Recess does not mean holiday though, simply more time to spend in York meeting with constituents and local businesses to help push forward my agenda for an event better York.
Before I took a break from Westminster, I had the opportunity to attend a Parliamentary drop in event hosted by Kidney Care UK and NHS Blood and Transplant to mark Organ Donation Week. This event was a great opportunity for me to hear from people with first-hand experience of what it is like to donate or receive a kidney transplant, as well as talk to individuals who are in need of a transplant.
Kidney Care UK and NHS Blood and Transplant do some fantastic work alongside each other to support those living with kidney failure and raising awareness of the importance of organ donation. There has been some great steps taken in the right direction to address this significant health issue over recent years, namely The Organ Donation (Deemed Consent) Act. This important piece of legislation changed the law to mean that an individual agrees to become an organ donor when they die if they are over 18, have not opted out, and are not in an excluded group.
As a result of this opt-out law, we have seen real and positive change with its consequences unimaginably changing people’s lives for the better. It has literally saved lives, seen by the fact that in the first year of this law being on the statute books, the organs of 296 people were donated leading to 714 organs being transplanted. However, more work is needed to be done and it remains incredibly important that we work hard to drive down waiting times for transplants and the best way to do that is by encouraging more people to register as potential organ donors.
I know from my correspondence with many of my constituents that healthcare is a significant concern, particularly access to NHS services. This is a concern that I share with you and many of you will have been following the work that I have been doing in relation to NHS dental care in the York area.

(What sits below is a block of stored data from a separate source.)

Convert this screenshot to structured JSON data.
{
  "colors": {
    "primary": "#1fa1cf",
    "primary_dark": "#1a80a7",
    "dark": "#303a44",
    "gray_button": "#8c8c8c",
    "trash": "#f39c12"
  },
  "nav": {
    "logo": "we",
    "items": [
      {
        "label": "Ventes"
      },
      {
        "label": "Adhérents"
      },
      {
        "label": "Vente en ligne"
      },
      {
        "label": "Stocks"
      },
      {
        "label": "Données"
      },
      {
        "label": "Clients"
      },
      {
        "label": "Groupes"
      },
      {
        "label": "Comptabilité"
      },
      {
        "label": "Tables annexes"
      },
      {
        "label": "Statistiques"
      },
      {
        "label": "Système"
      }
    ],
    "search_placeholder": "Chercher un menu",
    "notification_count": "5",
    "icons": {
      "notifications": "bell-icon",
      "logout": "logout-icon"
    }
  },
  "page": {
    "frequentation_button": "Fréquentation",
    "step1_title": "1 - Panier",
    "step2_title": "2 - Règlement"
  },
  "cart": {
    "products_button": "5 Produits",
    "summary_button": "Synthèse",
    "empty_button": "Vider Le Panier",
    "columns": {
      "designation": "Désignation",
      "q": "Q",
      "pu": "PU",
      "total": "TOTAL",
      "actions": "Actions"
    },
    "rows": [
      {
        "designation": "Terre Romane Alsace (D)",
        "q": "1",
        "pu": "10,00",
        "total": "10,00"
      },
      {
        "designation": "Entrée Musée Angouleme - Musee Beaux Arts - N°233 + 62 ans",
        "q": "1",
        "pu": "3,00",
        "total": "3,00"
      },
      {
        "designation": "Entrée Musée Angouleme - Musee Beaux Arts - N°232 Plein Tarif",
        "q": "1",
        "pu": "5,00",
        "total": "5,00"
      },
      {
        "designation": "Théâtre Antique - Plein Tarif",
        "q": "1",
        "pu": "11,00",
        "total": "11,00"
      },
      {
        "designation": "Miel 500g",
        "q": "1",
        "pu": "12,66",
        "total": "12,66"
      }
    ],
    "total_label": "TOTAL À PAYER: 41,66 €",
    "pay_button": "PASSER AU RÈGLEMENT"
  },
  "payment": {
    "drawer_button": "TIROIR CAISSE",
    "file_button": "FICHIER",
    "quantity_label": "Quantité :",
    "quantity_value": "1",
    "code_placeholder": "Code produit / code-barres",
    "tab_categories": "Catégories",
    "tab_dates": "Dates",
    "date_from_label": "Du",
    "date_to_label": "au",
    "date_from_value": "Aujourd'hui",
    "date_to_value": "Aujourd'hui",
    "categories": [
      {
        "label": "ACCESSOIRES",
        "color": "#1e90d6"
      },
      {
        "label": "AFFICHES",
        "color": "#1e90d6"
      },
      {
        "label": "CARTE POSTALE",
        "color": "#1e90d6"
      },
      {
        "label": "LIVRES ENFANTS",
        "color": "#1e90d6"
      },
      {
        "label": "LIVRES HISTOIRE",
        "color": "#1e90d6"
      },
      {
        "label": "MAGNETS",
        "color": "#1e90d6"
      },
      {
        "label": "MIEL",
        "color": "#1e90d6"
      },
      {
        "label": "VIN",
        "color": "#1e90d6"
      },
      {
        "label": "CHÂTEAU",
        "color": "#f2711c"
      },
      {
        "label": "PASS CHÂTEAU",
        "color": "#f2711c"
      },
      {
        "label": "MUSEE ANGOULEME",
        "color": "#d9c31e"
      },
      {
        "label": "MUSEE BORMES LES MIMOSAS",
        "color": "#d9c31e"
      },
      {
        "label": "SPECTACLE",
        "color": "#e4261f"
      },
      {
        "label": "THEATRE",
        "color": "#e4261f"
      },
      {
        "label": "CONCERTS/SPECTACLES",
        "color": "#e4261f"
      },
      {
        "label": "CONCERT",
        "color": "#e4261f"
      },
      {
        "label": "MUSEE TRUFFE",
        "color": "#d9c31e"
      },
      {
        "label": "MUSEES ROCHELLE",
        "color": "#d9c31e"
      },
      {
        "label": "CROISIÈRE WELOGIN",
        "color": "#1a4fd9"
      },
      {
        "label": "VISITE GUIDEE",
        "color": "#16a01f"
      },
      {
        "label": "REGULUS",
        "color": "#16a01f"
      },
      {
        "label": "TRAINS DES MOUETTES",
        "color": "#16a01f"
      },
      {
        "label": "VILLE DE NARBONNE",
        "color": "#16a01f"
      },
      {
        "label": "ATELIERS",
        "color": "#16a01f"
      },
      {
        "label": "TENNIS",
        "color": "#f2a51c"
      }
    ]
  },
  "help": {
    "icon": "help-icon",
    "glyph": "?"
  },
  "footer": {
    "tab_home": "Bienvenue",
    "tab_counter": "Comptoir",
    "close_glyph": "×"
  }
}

Over recent months I have been engaging with Ministers in the Department for Health and Social Care, as well as our local Integrated Care Board (ICB) on various health related issues, ranging from dementia diagnosis rates, technology to support those living with diabetes, and autism assessment criteria.
I was pleased to meet with Healthwatch York last week where the discussion largely focused on our work to increase access to NHS dental care in the York area following the disappointing closure of Bupa Holgate Park Dental Care Practice. This was a really positive conversation on an array of health related issues where I was able to hear more about the good work Healthwatch York have been doing locally. I am sure this is the first discussion of many more to come in the future and I will work with all stakeholders to help deliver better healthcare for my constituents.
I ended last week with a visit to Neo Walk in Huntington, which was founded by Lyndsay Watterson after a devasting MRSA infection led to her left leg being amputated. I first met Lyndsay last year when we appeared on a panel together at the British Society for Antimicrobial Infection Conference for a talk between a Member of Parliament and a constituent about the political approach to fighting antimicrobial infections.
Lyndsay’s business has gone from strength to strength, giving those with disabilities newfound confidence through the styles and colours her walking sticks offer. Her products have even found celebrity fans with Christina Applegate and Selma Blair using Neo Walk walking aids on the red carpet.
It is great to be able to champion a York success story and I hope Lyndsay’s example can inspire many more great businesses in our city.